Site Type: Chert provisioning site

A final site type category to be considered in this section is that of Archaic Period Block 3 provisioning and initial reduction sites. A relatively large number of sites are found on the lower terraces of major watercourses. The sites can be characterized as exposed, open air sites featuring cortical reduction debris where the majority of material is chert or chalcedony, and the tools are discarded bifacial tools and points. The process appears to have consisted of obtaining chert cobbles from the river bed during low water seasons and opening the cobbles in the riverbed to evaluate the knapping quality of the material. Some percentage of cobbles deemed suitable for further reduction were then transported to the terrace above, where knapping occurred. Sites rich in chert were not exclusively encountered on these river bank areas, but these production sites were abundant in cortical material and the mean flake sizes were relatively large.

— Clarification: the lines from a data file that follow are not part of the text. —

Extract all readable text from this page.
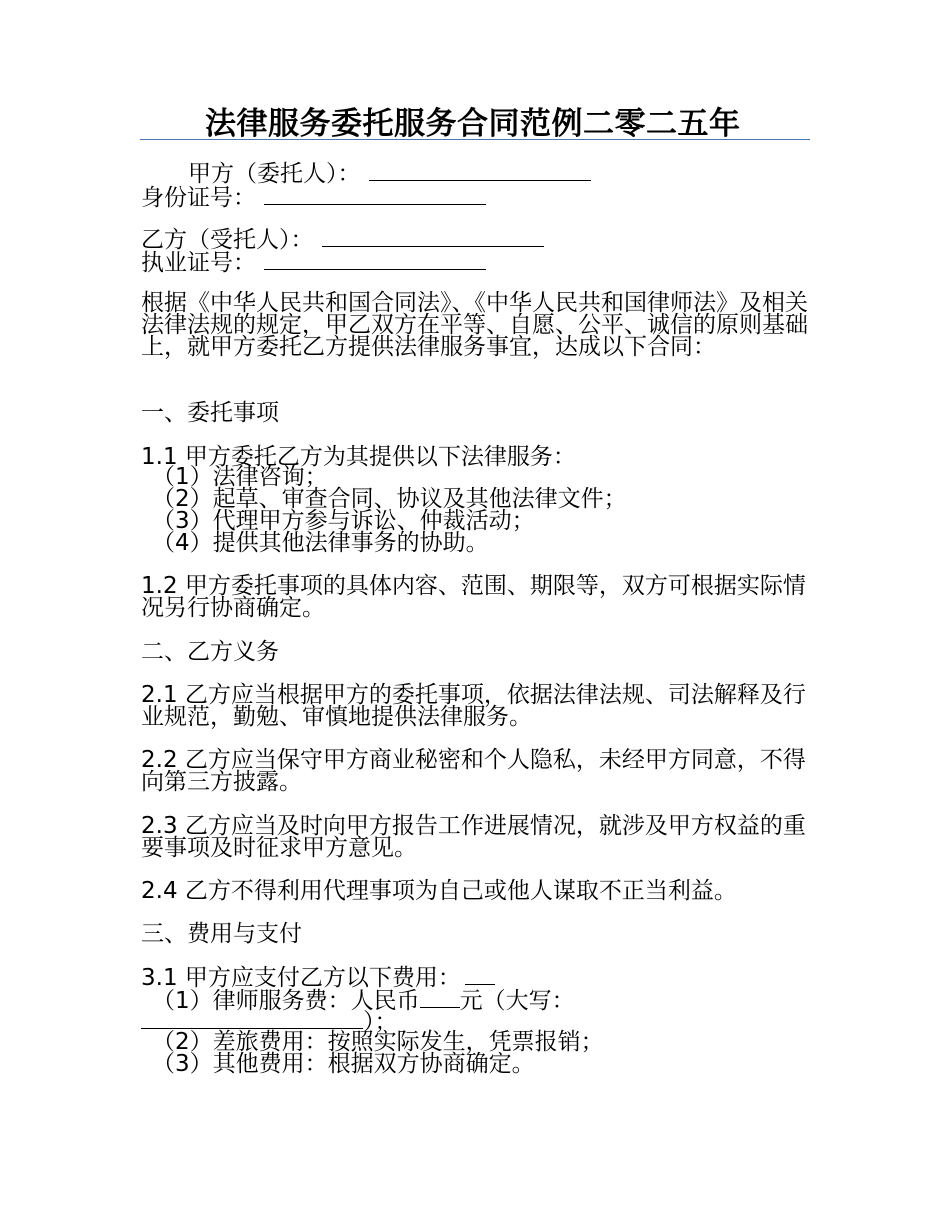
法律服务委托服务合同范例二零二五年
甲方（委托人）：
身份证号：
乙方（受托人）：
执业证号：
根据《中华人民共和国合同法》、《中华人民共和国律师法》及相关法律法规的规定，甲乙双方在平等、自愿、公平、诚信的原则基础上，就甲方委托乙方提供法律服务事宜，达成以下合同：
一、委托事项
1.1 甲方委托乙方为其提供以下法律服务：
（1）法律咨询；
（2）起草、审查合同、协议及其他法律文件；
（3）代理甲方参与诉讼、仲裁活动；
（4）提供其他法律事务的协助。
1.2 甲方委托事项的具体内容、范围、期限等，双方可根据实际情况另行协商确定。
二、乙方义务
2.1 乙方应当根据甲方的委托事项，依据法律法规、司法解释及行业规范，勤勉、审慎地提供法律服务。
2.2 乙方应当保守甲方商业秘密和个人隐私，未经甲方同意，不得向第三方披露。
2.3 乙方应当及时向甲方报告工作进展情况，就涉及甲方权益的重要事项及时征求甲方意见。
2.4 乙方不得利用代理事项为自己或他人谋取不正当利益。
三、费用与支付
3.1 甲方应支付乙方以下费用：
（1）律师服务费：人民币 元（大写：
）；
（2）差旅费用：按照实际发生，凭票报销；
（3）其他费用：根据双方协商确定。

These kinds of sites were encountered most frequently on the very edges of terraces but this was perhaps due in part to the greater visibility from erosion along the terrace margins. The sites are otherwise exposed and appear to have been an unlikely place for residential occupation. The profiles of cut banks were investigated at some of these sites and stratified deposits were rarely observed eroding from the cutbanks. The 2003 season survey did not encounter chert raw material in its original geological context, it was only found in the bed of streams in the Block 3 area. As a consequence, it appears that most of the chert artifacts recovered during the 2003 season were probably knapped along these river terrace margins, and it is difficult to assign a time period to these early production sites. There was no strong patterning with the temporally diagnostic point styles and the material types used in Block 3 during the Archaic Foragers period. Points were made from chert and obsidian in Block 3 throughout the Archaic and obsidian points were frequently found on river terrace margins surrounded by chert knapping debris.